In case it's helpful, this was what we were hoping to capture as it closely matches what we put into the warcinfo:

{
  "profile": "data-package",
  "resources": [
    {
      "name": "filename.ext",
      "path": "path_in_wacz/filename.ext",
      "hash": "sha256:917573c8c06fbe3784f9255652a7aaa7e4f04436b9e0bfab929d7082f88f3a14",
      "bytes": 961064
    }
  ],
  "title": "Database of the Smokies",
  "description": "This WACZ and its associated WARCs contain web assets associated with the Database of the Smokies (DOTS). DOTS provided citations to written works about the Great Smoky Mountains National Park and bordering communities from 1935 to the present day. In 2023, a decision was made to sunset DOTS but provide ongoing access to its contents via WACZ. While DOTS will be spun down, its web archive will be made available for perpetuity.",
  "homepage": "https://www.lib.utk.edu",
  "created": "2023-03-30T19:13:15Z",
  "wacz_version": "1.1.1",
  "software": "py-wacz 0.4.8",
  "contributors": [
    {
        "title": "Mark Baggett",
        "email": "mbagget1@utk.edu",
        "role": "author",
        "organization": "University of Tennessee, Libraries"
    }
  ]
}

I think hearing what others think would be great. Honestly, just having title and description (which already seem to function if you use py-wacz directly) would be awesome.

tw4l commented 1 year ago

@tw4l what do you think would make sense here? Perhaps just adding a --title and --desc flags, or a more extensive metadata json blob in the config?
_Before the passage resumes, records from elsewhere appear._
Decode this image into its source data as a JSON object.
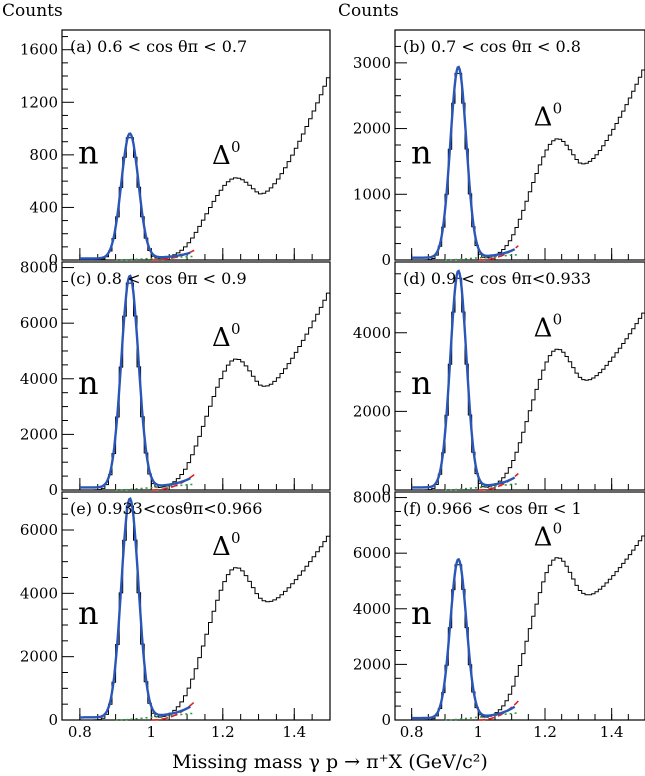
{
  "figure": {
    "ylabel": "Counts",
    "xlabel": "Missing mass γ p → π⁺X (GeV/c²)"
  },
  "chart_data": [
    {
      "id": "a",
      "type": "line",
      "label": "(a) 0.6 < cos θπ < 0.7",
      "xlim": [
        0.75,
        1.5
      ],
      "ylim": [
        0,
        1750
      ],
      "yticks": [
        0,
        400,
        800,
        1200,
        1600
      ],
      "xticks": [
        0.8,
        1,
        1.2,
        1.4
      ],
      "peak": {
        "name": "n",
        "mass": 0.94,
        "height": 950,
        "width": 0.024
      },
      "delta_label": "Δ",
      "delta_sup": "0",
      "delta_height": 610,
      "delta_dip": 580,
      "end_value": 1560
    },
    {
      "id": "b",
      "type": "line",
      "label": "(b) 0.7 < cos θπ < 0.8",
      "xlim": [
        0.75,
        1.5
      ],
      "ylim": [
        0,
        3500
      ],
      "yticks": [
        0,
        1000,
        2000,
        3000
      ],
      "xticks": [
        0.8,
        1,
        1.2,
        1.4
      ],
      "peak": {
        "name": "n",
        "mass": 0.94,
        "height": 2900,
        "width": 0.024
      },
      "delta_label": "Δ",
      "delta_sup": "0",
      "delta_height": 1800,
      "delta_dip": 1650,
      "end_value": 3300
    },
    {
      "id": "c",
      "type": "line",
      "label": "(c) 0.8 < cos θπ < 0.9",
      "xlim": [
        0.75,
        1.5
      ],
      "ylim": [
        0,
        8200
      ],
      "yticks": [
        0,
        2000,
        4000,
        6000,
        8000
      ],
      "xticks": [
        0.8,
        1,
        1.2,
        1.4
      ],
      "peak": {
        "name": "n",
        "mass": 0.94,
        "height": 7600,
        "width": 0.024
      },
      "delta_label": "Δ",
      "delta_sup": "0",
      "delta_height": 4600,
      "delta_dip": 4000,
      "end_value": 7900
    },
    {
      "id": "d",
      "type": "line",
      "label": "(d) 0.9 < cos θπ<0.933",
      "xlim": [
        0.75,
        1.5
      ],
      "ylim": [
        0,
        5800
      ],
      "yticks": [
        0,
        2000,
        4000
      ],
      "xticks": [
        0.8,
        1,
        1.2,
        1.4
      ],
      "peak": {
        "name": "n",
        "mass": 0.94,
        "height": 5500,
        "width": 0.024
      },
      "delta_label": "Δ",
      "delta_sup": "0",
      "delta_height": 3500,
      "delta_dip": 2950,
      "end_value": 5000
    },
    {
      "id": "e",
      "type": "line",
      "label": "(e) 0.933<cosθπ<0.966",
      "xlim": [
        0.75,
        1.5
      ],
      "ylim": [
        0,
        7200
      ],
      "yticks": [
        0,
        2000,
        4000,
        6000
      ],
      "xticks": [
        0.8,
        1,
        1.2,
        1.4
      ],
      "peak": {
        "name": "n",
        "mass": 0.94,
        "height": 6900,
        "width": 0.024
      },
      "delta_label": "Δ",
      "delta_sup": "0",
      "delta_height": 4700,
      "delta_dip": 3600,
      "end_value": 6100
    },
    {
      "id": "f",
      "type": "line",
      "label": "(f) 0.966 < cos θπ < 1",
      "xlim": [
        0.75,
        1.5
      ],
      "ylim": [
        0,
        8200
      ],
      "yticks": [
        0,
        2000,
        4000,
        6000,
        8000
      ],
      "xticks": [
        0.8,
        1,
        1.2,
        1.4
      ],
      "peak": {
        "name": "n",
        "mass": 0.94,
        "height": 5700,
        "width": 0.024
      },
      "delta_label": "Δ",
      "delta_sup": "0",
      "delta_height": 5700,
      "delta_dip": 4600,
      "end_value": 7200
    }
  ]
}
I think having title and description able to be passed in via --title and --desc/--description crawler args is a great start, especially since the spec states they SHOULD be present and they're supported in py-wacz already.

I'd love to get support for a more extensive metadata json blob in eventually (maybe/ideally limited to Frictionless Data Package metadata fields - not sure to what degree we could do validation but it'd be a nice value-add) but as @markpbaggett's example suggests this might be a little more involved, so I think starting with title and description seems reasonable.

tw4l commented 1 year ago

@markpbaggett Initial PR is merged and the 0.9.0 release of the crawler will include --title and --description CLI args :)

Thanks for the full example of the metadata you'd like to be able to pass into datapackage.json! Keeping this issue open so that we can track adding more metadata to the WACZ in time.

markpbaggett commented 1 year ago

@tw4l and @ikreymer awesome 😎 . this is a great start.